Fix provider reconnect to open the OAuth flow instead of failing by Th0rgal · Pull Request #472 · Th0rgal/sandboxed.sh

Th0rgal · 2026-05-30T06:34:07Z

Problem

On settings/providers, clicking Reconnect for an OAuth provider (xAI/Grok, Anthropic) with an expired/revoked token produced:

Re-authenticated, but provider check still fails: xAI OAuth token expired; reconnect Grok Build

instead of opening the OAuth link.

Root cause

The Reconnect button calls POST /api/ai/providers/:id/auth, whose only check is has_credentials() — which returns true whenever an oauth blob merely exists, even if expired/revoked. So the endpoint returned {success: true, auth_url: null}, the frontend skipped opening the link, ran a live usage probe, and surfaced the probe's failure.

Fix

Frontend

New ReconnectProviderModal that drives the real oauthAuthorize → confirm-code → oauthCallback flow already used by the add-provider modal.
OAuth-backed providers (uses_oauth && !has_api_key) route to it; API-key providers keep the legacy path.
Method indices are pinned to the backend ProviderType::auth_methods() ordering (Anthropic Pro/Max vs console mode resolves correctly); single-method providers (xAI) auto-start.
Post-auth health probe factored into a shared helper.

Backend

oauth_callback updates the existing provider in place when the path id is a known UUID (what Reconnect sends), instead of always inserting a new row — prevents duplicate provider entries on reconnect.
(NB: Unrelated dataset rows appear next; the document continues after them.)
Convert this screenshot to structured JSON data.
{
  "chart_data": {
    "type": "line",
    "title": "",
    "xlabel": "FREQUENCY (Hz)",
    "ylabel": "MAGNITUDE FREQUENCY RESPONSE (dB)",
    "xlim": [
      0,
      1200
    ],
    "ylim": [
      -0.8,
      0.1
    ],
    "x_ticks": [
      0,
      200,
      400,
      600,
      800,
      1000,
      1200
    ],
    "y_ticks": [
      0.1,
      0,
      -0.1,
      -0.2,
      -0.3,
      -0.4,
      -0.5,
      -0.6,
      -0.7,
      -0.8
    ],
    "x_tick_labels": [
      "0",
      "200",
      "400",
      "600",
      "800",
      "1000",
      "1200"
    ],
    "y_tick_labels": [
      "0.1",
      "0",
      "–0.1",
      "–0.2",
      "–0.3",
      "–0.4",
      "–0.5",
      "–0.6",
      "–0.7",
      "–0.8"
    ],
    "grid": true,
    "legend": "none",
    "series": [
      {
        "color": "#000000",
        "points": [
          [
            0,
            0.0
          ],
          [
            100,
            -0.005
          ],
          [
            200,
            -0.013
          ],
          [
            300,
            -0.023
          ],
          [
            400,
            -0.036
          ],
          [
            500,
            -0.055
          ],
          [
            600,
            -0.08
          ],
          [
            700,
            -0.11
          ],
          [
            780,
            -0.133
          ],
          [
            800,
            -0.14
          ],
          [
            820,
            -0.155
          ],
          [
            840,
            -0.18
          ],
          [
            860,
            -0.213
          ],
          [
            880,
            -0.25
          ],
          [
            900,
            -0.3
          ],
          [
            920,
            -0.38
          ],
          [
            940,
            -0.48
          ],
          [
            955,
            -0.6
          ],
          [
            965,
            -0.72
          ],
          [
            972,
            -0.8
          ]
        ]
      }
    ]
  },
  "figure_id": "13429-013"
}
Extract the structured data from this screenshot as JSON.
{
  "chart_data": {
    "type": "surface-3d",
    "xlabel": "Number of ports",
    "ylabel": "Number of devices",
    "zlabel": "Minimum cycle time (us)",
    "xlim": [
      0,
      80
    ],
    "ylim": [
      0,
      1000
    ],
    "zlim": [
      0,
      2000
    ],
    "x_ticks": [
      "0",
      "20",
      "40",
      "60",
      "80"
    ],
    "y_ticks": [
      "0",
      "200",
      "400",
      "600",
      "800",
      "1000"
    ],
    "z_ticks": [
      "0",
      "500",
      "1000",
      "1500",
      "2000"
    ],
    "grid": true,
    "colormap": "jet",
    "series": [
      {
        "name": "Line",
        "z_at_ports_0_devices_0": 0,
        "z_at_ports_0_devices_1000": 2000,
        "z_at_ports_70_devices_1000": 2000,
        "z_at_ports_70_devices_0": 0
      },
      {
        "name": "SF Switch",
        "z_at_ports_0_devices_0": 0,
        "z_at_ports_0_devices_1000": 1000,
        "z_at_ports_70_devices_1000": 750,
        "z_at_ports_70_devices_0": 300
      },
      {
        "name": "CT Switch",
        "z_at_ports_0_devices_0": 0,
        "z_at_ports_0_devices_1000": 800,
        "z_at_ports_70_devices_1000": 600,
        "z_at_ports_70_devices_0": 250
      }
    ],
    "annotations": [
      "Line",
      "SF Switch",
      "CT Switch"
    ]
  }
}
The add-provider flow passes a type id (not a UUID) and still falls through to add().

Testing

Deployed to the dev backend and verified against the live xAI provider stuck in needs_reauth:

Path	Endpoint	Result
Old (bug)	`POST /:id/auth`	`{"success":true,...,"auth_url":null}`
New (fix)	`POST /:id/oauth/authorize`	xAI → `accounts.x.ai/oauth2/device?user_code=…`; Anthropic → `claude.ai/oauth/authorize` (Pro/Max) and `console.anthropic.com/oauth/authorize` (API key)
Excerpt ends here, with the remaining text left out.